Load dataset
Let’s load the wine dataset to demonstrate the plots.
# Load library
from sklearn.datasets import load_wine
# Load dataset
data = load_wine()
X = data.data
y = data.target
labels = data.feature_names
from pca import pca
# Initialize
model = pca(normalize=True)
# Fit transform and include the column labels and row labels
results = model.fit_transform(X, col_labels=labels, row_labels=y)
# [pca] >Normalizing input data per feature (zero mean and unit variance)..
# [pca] >The PCA reduction is performed to capture [95.0%] explained variance using the [13] columns of the input data.
# [pca] >Fitting using PCA..
# [pca] >Computing loadings and PCs..
# [pca] >Computing explained variance..
# [pca] >Number of components is [10] that covers the [95.00%] explained variance.
# [pca] >The PCA reduction is performed on the [13] columns of the input dataframe.
# [pca] >Fitting using PCA..
# [pca] >Computing loadings and PCs..
# [pca] >Outlier detection using Hotelling T2 test with alpha=[0.05] and n_components=[10]

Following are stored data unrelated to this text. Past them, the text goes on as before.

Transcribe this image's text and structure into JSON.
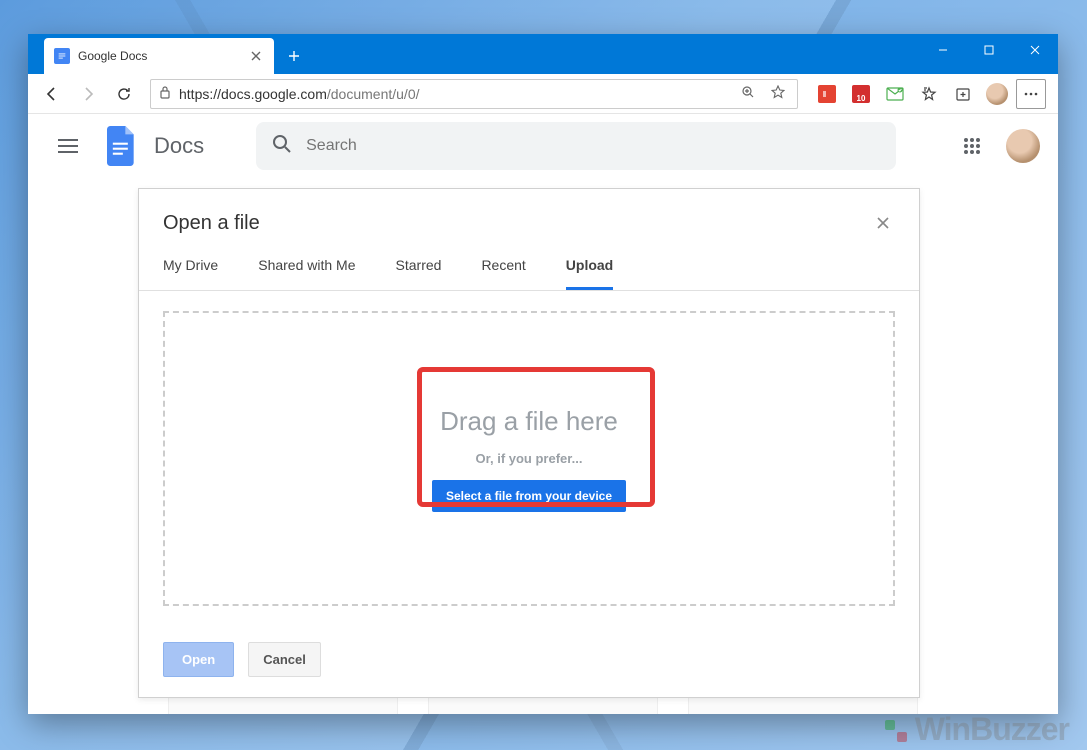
{
  "browser": {
    "tab_title": "Google Docs",
    "url_host": "https://docs.google.com",
    "url_path": "/document/u/0/",
    "calendar_badge": "10"
  },
  "docs": {
    "app_name": "Docs",
    "search_placeholder": "Search"
  },
  "picker": {
    "title": "Open a file",
    "tabs": [
      "My Drive",
      "Shared with Me",
      "Starred",
      "Recent",
      "Upload"
    ],
    "active_tab": "Upload",
    "drag_title": "Drag a file here",
    "drag_sub": "Or, if you prefer...",
    "select_button": "Select a file from your device",
    "open_button": "Open",
    "cancel_button": "Cancel"
  },
  "watermark": "WinBuzzer"
}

# [pca] >Outlier detection using SPE/DmodX with n_std=[2]
Scatter plot
# Make scatterplot
model.scatter()
# Make scatterplot
model.scatter(density=True)
# Gradient over the samples. High dense areas will be more colourful.
model.scatter(gradient='#FFFFFF', edgecolor=None)

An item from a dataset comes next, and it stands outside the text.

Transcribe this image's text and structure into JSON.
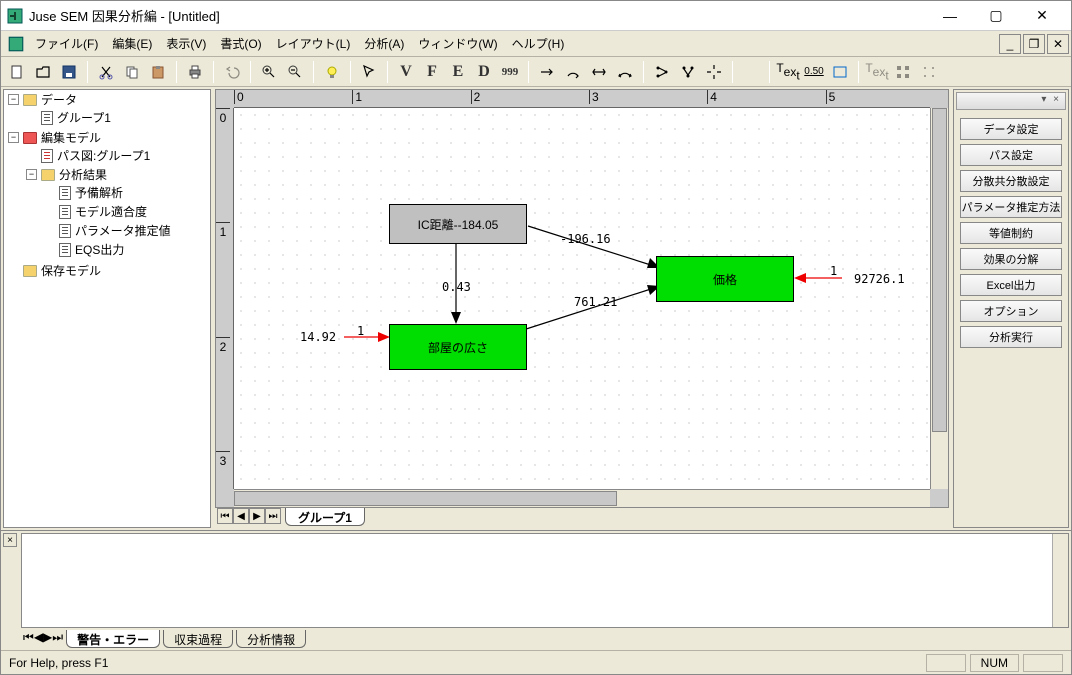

# Include the outlier detection
model.scatter(SPE=True, density=True)
# Include the outlier detection
model.scatter(HT2=True, density=True)
# Look at different PCs: 1st PC=1 vs PC=3
model.scatter(PC=[0, 2])
Biplot
The biplot draws the loadings (arrows) together with the samples (scatterplot). The loadings can be colored red and blue which indicates the strength of the particular feature in the PC.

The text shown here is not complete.